Despite recent advances in insulin preparations and technology, adjusting insulin remains an ongoing challenge for the majority of people with type 1 diabetes (T1D) and longstanding type 2 diabetes (T2D). In this study, we propose an enhanced version of the Adaptive Basal-Bolus Advisor (ABBA), a personalized insulin treatment recommendation system based on an actor-critic, model-free reinforcement learning approach. ABBA is designed for individuals with T1D and T2D, performing self-monitoring blood glucose measurements and multiple daily insulin injection therapy. We developed and evaluated the effectiveness of the enhanced version of ABBA to achieve better time-in-range (TIR) for individuals with T1D and T2D, compared to the use of a standard basal-bolus advisor (BBA).
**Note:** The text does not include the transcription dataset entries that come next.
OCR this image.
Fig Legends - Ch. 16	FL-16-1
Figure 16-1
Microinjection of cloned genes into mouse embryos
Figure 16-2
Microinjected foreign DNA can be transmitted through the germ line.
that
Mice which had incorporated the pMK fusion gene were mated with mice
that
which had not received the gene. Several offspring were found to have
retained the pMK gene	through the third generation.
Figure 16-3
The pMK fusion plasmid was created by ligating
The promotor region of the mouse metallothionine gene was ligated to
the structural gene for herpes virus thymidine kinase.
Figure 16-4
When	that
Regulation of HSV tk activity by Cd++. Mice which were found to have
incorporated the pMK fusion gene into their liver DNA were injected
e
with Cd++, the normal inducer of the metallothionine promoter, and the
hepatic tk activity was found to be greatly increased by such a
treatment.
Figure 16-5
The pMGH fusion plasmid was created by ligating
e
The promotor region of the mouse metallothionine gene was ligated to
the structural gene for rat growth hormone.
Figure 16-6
The in-silico test was performed using an FDA-accepted population, including 101 simulated adults with T1D and 101 with T2D. The in-silico evaluation shows that the updated version of ABBA significantly improved TIR by 9.54 +/- 7.76% and 11.80 +/- 10.76% in individuals with T1D and T2D, respectively, and significantly reduced both times below- and above-range, compared to BBA. After two months, TIR increased by 11.94 +/- 8.39% and 7.74 +/- 5.53% in T1D and T2D, respectively, on ABBA, while BBA showed only modest changes over time with variations of 1.32 +/- 1.41% and 1.45 +/- 1.47% , respectively. On a subgroup of people with T1D, the old version of ABBA was outperformed by 6.4 +/- 4.9% , 5.8 +/- 2.1% , and 0.6 +/- 5.1% in TIR, TBR, and TAR, accordingly. This personalized method for adjusting insulin has the potential to further optimize glycemic control and support people with T1D and T2D in their daily self-management. Our results warrant ABBA to be trialed for the first time in humans.